For just the dragon I spend about 25 a week in bugs. But as a juvi their diet consists of 80% bugs and 20% greens. At a year old it's 80% greens and 20% bugs. Maybe adopt one that's about a year or I've seen people sell starter colonies for dubai as long as you don't live in Florida. Look online for a starter colony to bump up the speed!


----------



## naturalman91 (Aug 14, 2016)

Stephanie D said:


> For just the dragon I spend about 25 a week in bugs. But as a juvi their diet consists of 80% bugs and 20% greens. At a year old it's 80% greens and 20% bugs. Maybe adopt one that's about a year or I've seen people sell starter colonies for dubai as long as you don't live in Florida. Look online for a starter colony to bump up the speed!



yeah thats what i plan on doing probably gonna start a colony payday. i also looked after posting this someone in my town on craigslist sells roaches and start colony's im going to look into


----------



## Stephanie D (Aug 15, 2016)

naturalman91 said:


> yeah thats what i plan on doing probably gonna start a colony payday. i also looked after posting this someone in my town on craigslist sells roaches and start colony's im going to look into


I'm actually in the process of breeding superworms. It has been about 4 months since I started and I barley have baby worms! It's a long process, but I'd definitely get the starter colony to save time.


----------



## naturalman91 (Aug 16, 2016)

Stephanie D said:


> I'm actually in the process of breeding superworms. It has been about 4 months since I started and I barley have baby worms! It's a long process, but I'd definitely get the starter colony to save time.

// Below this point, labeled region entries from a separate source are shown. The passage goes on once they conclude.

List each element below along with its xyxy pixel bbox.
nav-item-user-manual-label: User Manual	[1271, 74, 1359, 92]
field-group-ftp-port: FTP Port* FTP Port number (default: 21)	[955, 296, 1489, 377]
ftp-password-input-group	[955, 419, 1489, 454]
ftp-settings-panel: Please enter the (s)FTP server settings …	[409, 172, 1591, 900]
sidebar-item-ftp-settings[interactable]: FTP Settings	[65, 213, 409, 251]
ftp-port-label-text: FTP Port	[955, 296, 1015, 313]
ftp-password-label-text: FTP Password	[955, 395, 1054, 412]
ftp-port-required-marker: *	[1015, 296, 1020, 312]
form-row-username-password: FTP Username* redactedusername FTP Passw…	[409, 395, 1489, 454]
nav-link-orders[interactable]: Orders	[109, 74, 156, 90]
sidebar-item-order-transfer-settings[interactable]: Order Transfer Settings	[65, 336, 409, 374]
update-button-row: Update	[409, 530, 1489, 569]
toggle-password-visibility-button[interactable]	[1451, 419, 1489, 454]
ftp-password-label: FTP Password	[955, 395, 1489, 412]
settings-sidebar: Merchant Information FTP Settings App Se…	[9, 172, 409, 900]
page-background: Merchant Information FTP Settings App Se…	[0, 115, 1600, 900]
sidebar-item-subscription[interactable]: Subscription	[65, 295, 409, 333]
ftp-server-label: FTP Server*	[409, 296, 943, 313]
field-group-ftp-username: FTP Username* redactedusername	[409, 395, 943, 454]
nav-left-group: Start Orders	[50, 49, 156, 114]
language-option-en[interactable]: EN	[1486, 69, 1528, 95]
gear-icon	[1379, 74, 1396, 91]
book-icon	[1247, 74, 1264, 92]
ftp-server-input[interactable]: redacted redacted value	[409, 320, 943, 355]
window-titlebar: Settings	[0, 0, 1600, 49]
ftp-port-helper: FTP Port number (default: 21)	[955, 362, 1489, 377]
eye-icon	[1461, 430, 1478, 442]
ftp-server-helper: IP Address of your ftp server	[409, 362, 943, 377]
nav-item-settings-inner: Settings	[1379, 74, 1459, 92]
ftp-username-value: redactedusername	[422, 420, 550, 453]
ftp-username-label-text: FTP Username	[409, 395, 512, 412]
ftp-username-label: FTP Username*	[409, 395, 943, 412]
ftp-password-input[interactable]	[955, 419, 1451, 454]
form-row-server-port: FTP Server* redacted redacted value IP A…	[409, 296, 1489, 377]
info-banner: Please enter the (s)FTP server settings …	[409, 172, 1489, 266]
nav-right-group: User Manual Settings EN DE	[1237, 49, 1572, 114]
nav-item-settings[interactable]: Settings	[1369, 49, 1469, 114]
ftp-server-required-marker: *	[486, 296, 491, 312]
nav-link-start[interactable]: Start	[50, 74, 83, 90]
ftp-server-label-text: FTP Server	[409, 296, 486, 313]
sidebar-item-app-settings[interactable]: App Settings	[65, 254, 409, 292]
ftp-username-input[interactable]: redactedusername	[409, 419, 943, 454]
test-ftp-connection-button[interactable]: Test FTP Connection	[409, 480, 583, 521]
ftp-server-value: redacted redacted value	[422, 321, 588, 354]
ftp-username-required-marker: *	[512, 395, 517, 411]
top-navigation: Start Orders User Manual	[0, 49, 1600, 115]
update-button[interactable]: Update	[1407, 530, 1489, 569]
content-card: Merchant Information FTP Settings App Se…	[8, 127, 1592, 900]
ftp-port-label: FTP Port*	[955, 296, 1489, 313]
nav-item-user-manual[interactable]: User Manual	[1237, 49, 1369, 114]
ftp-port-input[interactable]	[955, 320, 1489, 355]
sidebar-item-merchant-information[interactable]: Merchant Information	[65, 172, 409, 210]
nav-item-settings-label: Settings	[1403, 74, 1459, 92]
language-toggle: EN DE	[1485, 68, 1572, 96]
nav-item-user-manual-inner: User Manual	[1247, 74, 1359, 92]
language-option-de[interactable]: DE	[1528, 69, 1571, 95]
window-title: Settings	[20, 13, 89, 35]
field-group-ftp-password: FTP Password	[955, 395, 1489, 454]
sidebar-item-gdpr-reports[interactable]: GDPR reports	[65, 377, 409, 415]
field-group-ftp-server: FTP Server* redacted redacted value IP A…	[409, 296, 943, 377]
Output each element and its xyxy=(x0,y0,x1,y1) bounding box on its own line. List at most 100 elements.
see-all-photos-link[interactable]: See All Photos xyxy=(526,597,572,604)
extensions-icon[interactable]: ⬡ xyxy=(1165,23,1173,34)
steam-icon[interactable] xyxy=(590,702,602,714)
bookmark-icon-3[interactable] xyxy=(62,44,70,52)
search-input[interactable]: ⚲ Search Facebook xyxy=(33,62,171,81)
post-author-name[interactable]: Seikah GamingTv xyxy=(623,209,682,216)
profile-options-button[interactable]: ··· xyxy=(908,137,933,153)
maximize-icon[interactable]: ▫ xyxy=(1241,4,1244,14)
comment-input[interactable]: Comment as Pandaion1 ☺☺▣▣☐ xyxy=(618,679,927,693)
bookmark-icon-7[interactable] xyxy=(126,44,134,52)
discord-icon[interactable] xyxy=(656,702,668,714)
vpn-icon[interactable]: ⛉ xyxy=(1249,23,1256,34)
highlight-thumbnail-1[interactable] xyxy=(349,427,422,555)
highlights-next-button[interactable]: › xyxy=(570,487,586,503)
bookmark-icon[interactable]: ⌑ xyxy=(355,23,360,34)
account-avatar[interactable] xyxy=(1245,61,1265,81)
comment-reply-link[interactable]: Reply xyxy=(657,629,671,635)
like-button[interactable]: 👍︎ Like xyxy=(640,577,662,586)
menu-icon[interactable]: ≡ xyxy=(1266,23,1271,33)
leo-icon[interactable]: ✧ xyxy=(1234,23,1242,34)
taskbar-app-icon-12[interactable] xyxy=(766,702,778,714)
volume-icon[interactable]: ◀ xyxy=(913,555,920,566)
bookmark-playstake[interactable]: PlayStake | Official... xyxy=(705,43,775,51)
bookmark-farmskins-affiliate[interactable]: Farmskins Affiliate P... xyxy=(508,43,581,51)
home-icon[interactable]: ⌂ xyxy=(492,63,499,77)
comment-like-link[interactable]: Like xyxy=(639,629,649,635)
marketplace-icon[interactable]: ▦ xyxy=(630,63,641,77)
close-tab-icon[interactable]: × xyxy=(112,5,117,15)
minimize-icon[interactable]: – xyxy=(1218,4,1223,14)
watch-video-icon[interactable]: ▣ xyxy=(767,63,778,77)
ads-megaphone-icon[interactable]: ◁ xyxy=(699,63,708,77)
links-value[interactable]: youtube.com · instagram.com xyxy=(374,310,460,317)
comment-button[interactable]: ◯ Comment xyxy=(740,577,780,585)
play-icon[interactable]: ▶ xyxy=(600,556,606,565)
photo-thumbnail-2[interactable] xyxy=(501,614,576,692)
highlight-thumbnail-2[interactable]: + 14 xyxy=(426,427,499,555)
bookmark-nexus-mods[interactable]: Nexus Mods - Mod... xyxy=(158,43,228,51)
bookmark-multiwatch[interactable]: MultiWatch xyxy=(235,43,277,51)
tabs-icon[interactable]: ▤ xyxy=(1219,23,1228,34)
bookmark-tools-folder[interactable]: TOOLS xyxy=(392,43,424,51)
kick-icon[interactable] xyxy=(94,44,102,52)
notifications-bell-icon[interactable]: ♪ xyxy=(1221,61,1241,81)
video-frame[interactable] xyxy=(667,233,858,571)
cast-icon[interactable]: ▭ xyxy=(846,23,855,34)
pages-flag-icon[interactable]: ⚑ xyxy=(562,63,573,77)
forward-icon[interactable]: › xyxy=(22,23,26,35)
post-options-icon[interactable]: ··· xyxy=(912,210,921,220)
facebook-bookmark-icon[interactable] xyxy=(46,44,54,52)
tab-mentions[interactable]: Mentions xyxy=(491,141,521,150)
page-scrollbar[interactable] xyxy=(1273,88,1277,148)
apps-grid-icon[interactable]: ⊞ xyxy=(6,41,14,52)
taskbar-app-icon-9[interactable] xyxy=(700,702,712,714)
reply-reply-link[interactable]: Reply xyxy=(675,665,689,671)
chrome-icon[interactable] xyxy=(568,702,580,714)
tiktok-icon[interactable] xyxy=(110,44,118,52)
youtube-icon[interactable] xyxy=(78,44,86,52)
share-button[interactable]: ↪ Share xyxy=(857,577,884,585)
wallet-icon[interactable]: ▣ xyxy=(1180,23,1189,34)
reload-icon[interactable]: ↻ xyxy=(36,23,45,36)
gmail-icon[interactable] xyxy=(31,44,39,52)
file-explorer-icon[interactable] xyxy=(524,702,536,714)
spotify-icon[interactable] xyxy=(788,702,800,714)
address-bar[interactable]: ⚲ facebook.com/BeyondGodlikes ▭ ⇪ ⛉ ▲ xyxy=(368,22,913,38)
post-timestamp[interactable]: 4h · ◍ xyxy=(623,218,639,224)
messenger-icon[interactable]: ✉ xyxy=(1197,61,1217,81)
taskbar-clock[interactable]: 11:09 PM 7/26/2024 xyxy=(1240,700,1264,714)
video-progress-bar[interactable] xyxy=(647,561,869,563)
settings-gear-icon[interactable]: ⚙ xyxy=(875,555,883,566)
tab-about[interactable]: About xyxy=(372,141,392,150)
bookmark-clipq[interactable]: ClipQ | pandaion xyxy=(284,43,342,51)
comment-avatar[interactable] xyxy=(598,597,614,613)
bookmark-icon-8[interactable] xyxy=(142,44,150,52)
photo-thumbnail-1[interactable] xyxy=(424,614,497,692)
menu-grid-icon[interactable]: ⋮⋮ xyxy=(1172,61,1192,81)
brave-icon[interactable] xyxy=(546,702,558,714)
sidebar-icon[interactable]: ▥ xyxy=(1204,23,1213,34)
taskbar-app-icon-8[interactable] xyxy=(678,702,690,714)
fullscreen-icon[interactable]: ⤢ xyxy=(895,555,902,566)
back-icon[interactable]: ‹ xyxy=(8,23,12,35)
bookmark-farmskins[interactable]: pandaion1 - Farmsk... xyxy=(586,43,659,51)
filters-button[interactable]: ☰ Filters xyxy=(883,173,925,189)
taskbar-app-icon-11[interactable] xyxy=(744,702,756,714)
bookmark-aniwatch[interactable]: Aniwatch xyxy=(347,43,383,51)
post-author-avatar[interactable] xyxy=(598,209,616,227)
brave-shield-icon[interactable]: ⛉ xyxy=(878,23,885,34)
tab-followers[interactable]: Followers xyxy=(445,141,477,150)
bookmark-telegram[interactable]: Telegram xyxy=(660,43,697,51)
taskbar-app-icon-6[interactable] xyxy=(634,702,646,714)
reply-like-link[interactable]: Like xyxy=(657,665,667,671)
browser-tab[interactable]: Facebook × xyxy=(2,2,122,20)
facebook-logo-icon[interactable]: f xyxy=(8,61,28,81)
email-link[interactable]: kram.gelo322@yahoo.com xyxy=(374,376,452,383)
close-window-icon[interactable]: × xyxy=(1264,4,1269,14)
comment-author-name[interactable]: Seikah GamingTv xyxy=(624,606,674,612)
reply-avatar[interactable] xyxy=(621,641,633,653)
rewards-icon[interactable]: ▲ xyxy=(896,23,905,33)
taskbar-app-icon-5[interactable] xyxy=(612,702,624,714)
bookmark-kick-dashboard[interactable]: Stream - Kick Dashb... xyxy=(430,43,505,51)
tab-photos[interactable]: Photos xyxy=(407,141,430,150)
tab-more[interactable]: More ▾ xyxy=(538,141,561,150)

yeah i plan on buying over time and adding to so not to kill the colony when feeding off. i've heard superworms bite so i'd rather not deal with that lol i like the idea of roaches because they're quite and can't climb smooth surfaces.

do you build your own enclosures or just use tanks?


----------



## Stephanie D (Aug 16, 2016)

naturalman91 said:


> yeah i plan on buying over time and adding to so not to kill the colony when feeding off. i've heard superworms bite so i'd rather not deal with that lol i like the idea of roaches because they're quite and can't climb smooth surfaces.
> 
> do you build your own enclosures or just use tanks?


The superworms don't climb either and I don't care for roaches. Haha. I do buy dubai on occasion, but I don't think I'll breed them even if it would probably be easier! I've never been bit, but I've heard they can't even break the skin. I built my tortoises enclosures, but I bought the largest breeder tank I could findfor the beardie. With the front opening doors.. So much easier.


----------